What Happens To Our Body When We Eat Carbohydrates
Havecarbohydrates either do not like, or the need for their presence in the diet is elevated to a cult. Themselves probably read the advice to eat intuitively (“if you want a second cake, then you must definitely eat it”). And then – about the incredible effect of a carbohydrate-free diet, which promises to lose weight and gain well-being in record time.
BeautyHack editors together with a trusted expert – doctor of the highest category and the author of his own method for weight correction Leonid Elkin, – talks about how our body reacts to carbohydrates: what happens if we refuse them or, conversely, consume them in excess.
Why are carbohydrates needed
We know that carbohydrates contribute to weight gain. But it is important to take into account another fact: no matter how our body reacts to sweet and starchy foods, carbohydrates are the main source of energy.
“Any mono-diet cannot be useful. And speaking globally, we can do without fats and even without a large amount of protein, but definitely not without carbohydrates, – says doctor Leonid Elkin. – Carbohydrates (both simple and complex) are our fuel. By eliminating them from the diet, you can really lose weight dramatically, because fats will begin to break down themselves. But, believe me, such weight loss is definitely not worth it. After a couple of weeks of such a regime, you will encounter a number of problems, both psychological (apathy or mood swings, decreased concentration) and physical (constant headaches, fatigue, digestive problems, hormonal disruption). “
The expert also notes that food rich in carbohydrates is especially important for an active lifestyle and sports. During an intense workout, the body converts carbohydrates into movement, without them you will hardly be able to do cardio exercises and feel strong and vigorous during exercise.
If there are a lot of carbohydrates
However, everything needs a balance. Leonid Elkin warns that you shouldn’t go to the other extreme and abuse carbohydrates (both simple and complex).
“Only with a balanced diet can you achieve ideal shape and well-being,” the doctor said. “If you eat only carbohydrates, then blood sugar will rise, and this will affect not only weight (it will increase dramatically), but also health: diabetes, dementia and Alzheimer’s disease may appear.”
It is important, according to the expert, to know the distribution of carbohydrates into simple and complex ones and to observe the timing of their consumption. And, by the way, the rule “take away simple carbohydrates only the first half of the day” is not a myth!
So, simple carbohydrates include foods that are quickly absorbed in the body, instantly satisfy hunger and give strength, but for a short time. These are sugar (pure carbohydrate) and products from its preparation (cakes, pastries, ice cream and any desserts), white flour products (despite the fact that flour itself is a complex carbohydrate), white bread, sausages, fast food, vegetables after heat treatment, many canned fruits, juices.
Complex carbohydrates take longer to digest and slowly saturate the body, but for a long time. These include cereals (with the exception of semolina), flour products (except white), durum pasta, dark chocolate, vegetables, some fruits, herbs, legumes, herbs, nuts and seeds.

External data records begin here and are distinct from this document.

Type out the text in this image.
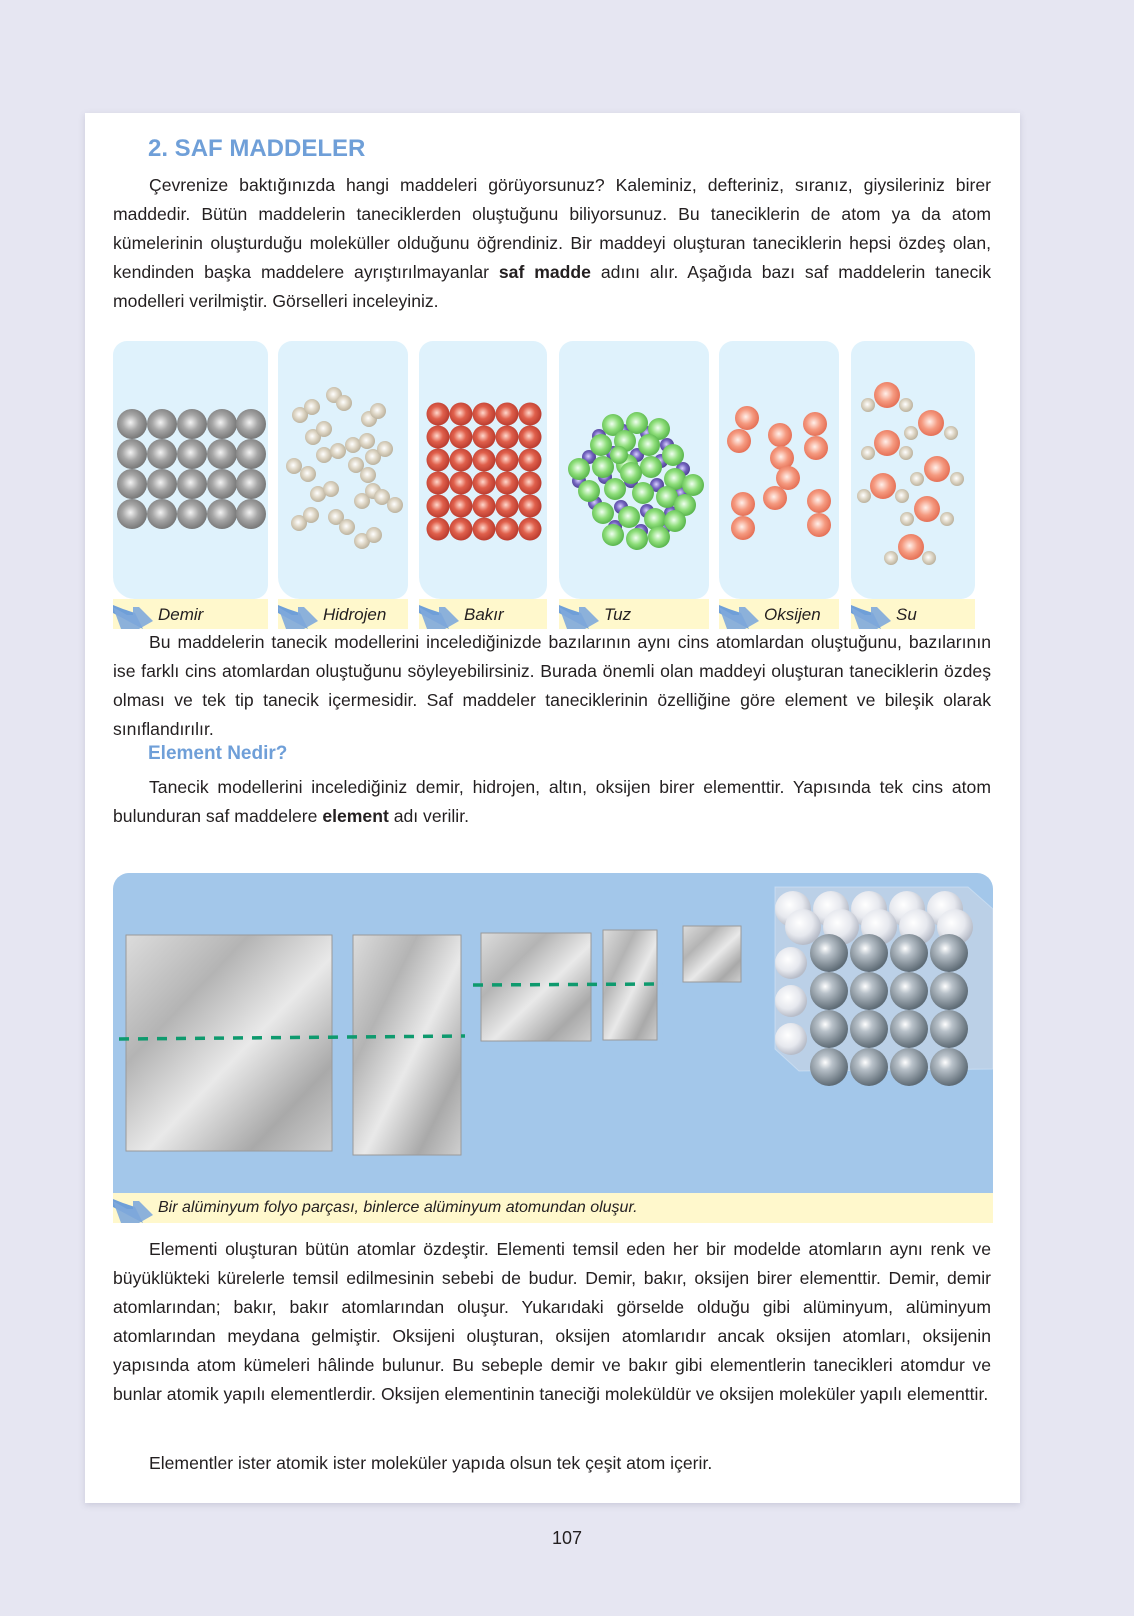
2. SAF MADDELER

Çevrenize baktığınızda hangi maddeleri görüyorsunuz? Kaleminiz, defteriniz, sıranız, giysileriniz birer maddedir. Bütün maddelerin taneciklerden oluştuğunu biliyorsunuz. Bu taneciklerin de atom ya da atom kümelerinin oluşturduğu moleküller olduğunu öğrendiniz. Bir maddeyi oluşturan taneciklerin hepsi özdeş olan, kendinden başka maddelere ayrıştırılmayanlar saf madde adını alır. Aşağıda bazı saf maddelerin tanecik modelleri verilmiştir. Görselleri inceleyiniz.

Demir	Hidrojen	Bakır	Tuz	Oksijen	Su

Bu maddelerin tanecik modellerini incelediğinizde bazılarının aynı cins atomlardan oluştuğunu, bazılarının ise farklı cins atomlardan oluştuğunu söyleyebilirsiniz. Burada önemli olan maddeyi oluşturan taneciklerin özdeş olması ve tek tip tanecik içermesidir. Saf maddeler taneciklerinin özelliğine göre element ve bileşik olarak sınıflandırılır.

Element Nedir?

Tanecik modellerini incelediğiniz demir, hidrojen, altın, oksijen birer elementtir. Yapısında tek cins atom bulunduran saf maddelere element adı verilir.

Bir alüminyum folyo parçası, binlerce alüminyum atomundan oluşur.

Elementi oluşturan bütün atomlar özdeştir. Elementi temsil eden her bir modelde atomların aynı renk ve büyüklükteki kürelerle temsil edilmesinin sebebi de budur. Demir, bakır, oksijen birer elementtir. Demir, demir atomlarından; bakır, bakır atomlarından oluşur. Yukarıdaki görselde olduğu gibi alüminyum, alüminyum atomlarından meydana gelmiştir. Oksijeni oluşturan, oksijen atomlarıdır ancak oksijen atomları, oksijenin yapısında atom kümeleri hâlinde bulunur. Bu sebeple demir ve bakır gibi elementlerin tanecikleri atomdur ve bunlar atomik yapılı elementlerdir. Oksijen elementinin taneciği moleküldür ve oksijen moleküler yapılı elementtir.

Elementler ister atomik ister moleküler yapıda olsun tek çeşit atom içerir.

107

With three meals a day, complex carbohydrates should be in the diet for breakfast, lunch and dinner. At the same time, simple carbohydrates, as advised by Leonid Elkin, are best consumed before 12.00 or, with a busy lifestyle (mental and physical), for an afternoon snack – until 16.00.

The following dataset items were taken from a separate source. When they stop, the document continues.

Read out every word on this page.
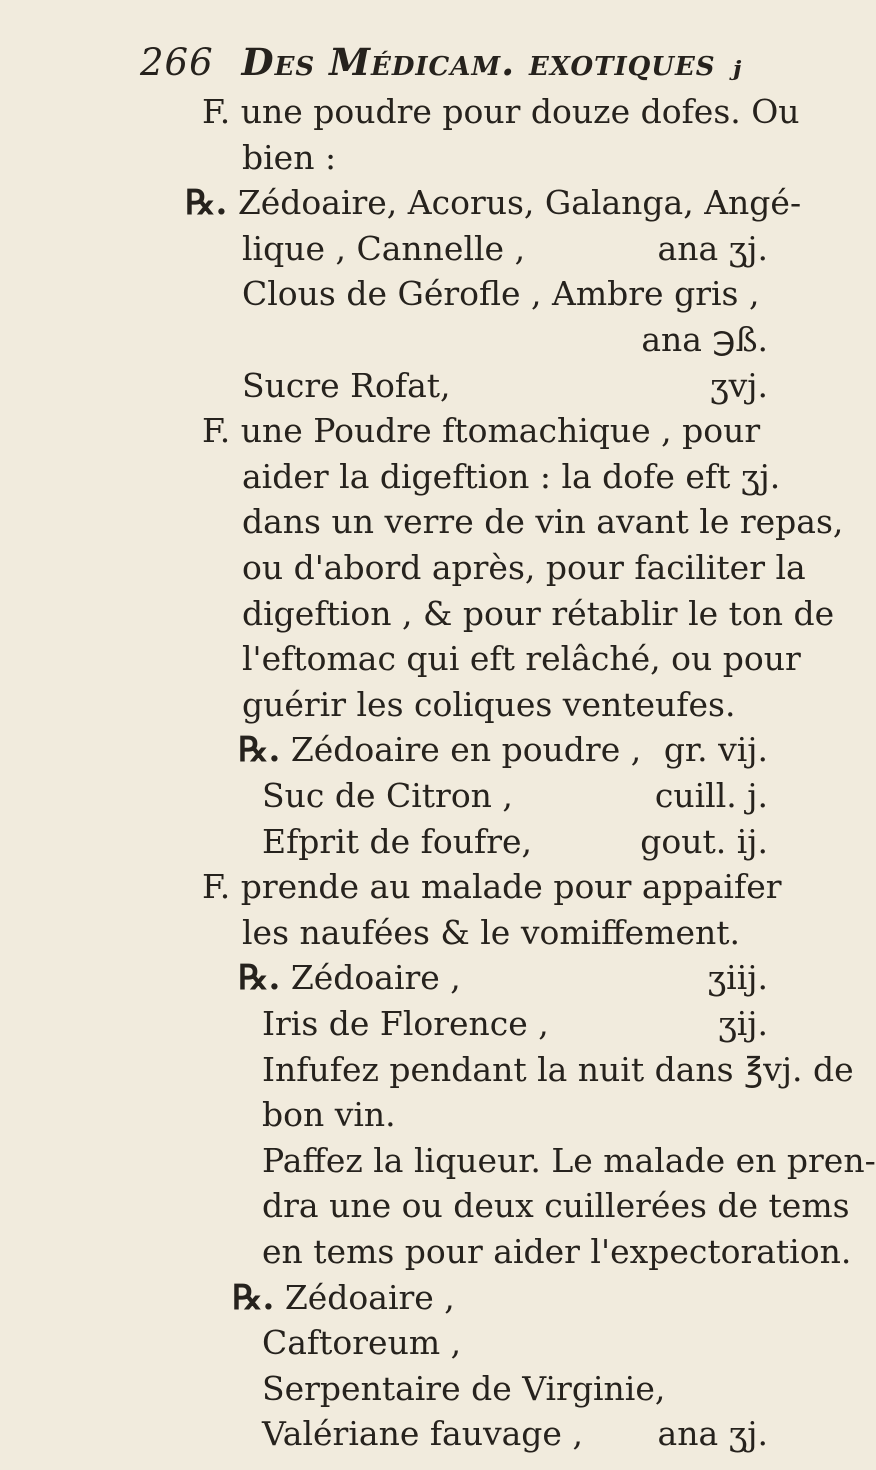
266 Des Médicam. exotiques ⱼ
F. une poudre pour douze dofes. Ou
bien :
℞. Zédoaire, Acorus, Galanga, Angé-
lique , Cannelle ,	ana ʒj.
Clous de Gérofle , Ambre gris ,
ana ℈ß.
Sucre Rofat,	ʒvj.
F. une Poudre ftomachique , pour
aider la digeftion : la dofe eft ʒj.
dans un verre de vin avant le repas,
ou d'abord après, pour faciliter la
digeftion , & pour rétablir le ton de
l'eftomac qui eft relâché, ou pour
guérir les coliques venteufes.
℞. Zédoaire en poudre , gr. vij.
Suc de Citron ,	cuill. j.
Efprit de foufre,	gout. ij.
F. prende au malade pour appaifer
les naufées & le vomiffement.
℞. Zédoaire ,	ʒiij.
Iris de Florence ,	ʒij.
Infufez pendant la nuit dans ℥vj. de
bon vin.
Paffez la liqueur. Le malade en pren-
dra une ou deux cuillerées de tems
en tems pour aider l'expectoration.
℞. Zédoaire ,
Caftoreum ,
Serpentaire de Virginie,
Valériane fauvage , ana ʒj.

“A cake or chocolate wedge can be a great snack at work some time after breakfast. They will help you to cheer up and replenish your energy when you have spent a lot of energy and your blood sugar level has dropped, ”the expert advises.
At the same time, according to the doctor, there is no clear formula for the amount of carbohydrates consumed per day.
“Everything is very individual. Only an experienced specialist, based on the characteristics of your body, lifestyle and preferences (which, by the way, is also important!), Will be able to make up the correct diet, – the expert told us. – But there are still some statistics. So, the typical rate of carbohydrates per day should not be less than 130 grams. Moreover, 70% of them should be allocated to complex carbohydrates and 30% to simple ones. “
For comparison: 100 grams of rice contains 62.3 grams of carbohydrates (complex), and semolina contains 70.5 grams of carbohydrates (simple). Moreover, in 100 grams of almonds – 13 grams of carbohydrates (complex), and in a bun – 55.5 grams of carbohydrates (simple).
However, it is not difficult to find out the composition in products (data can be found both in tables on the Internet and on labels). More difficult, in our opinion, is to keep within the daily norm and make the right diet. The main thing is to follow the advice of your doctor and look for balance in everything. Including counting ingredients at lunch.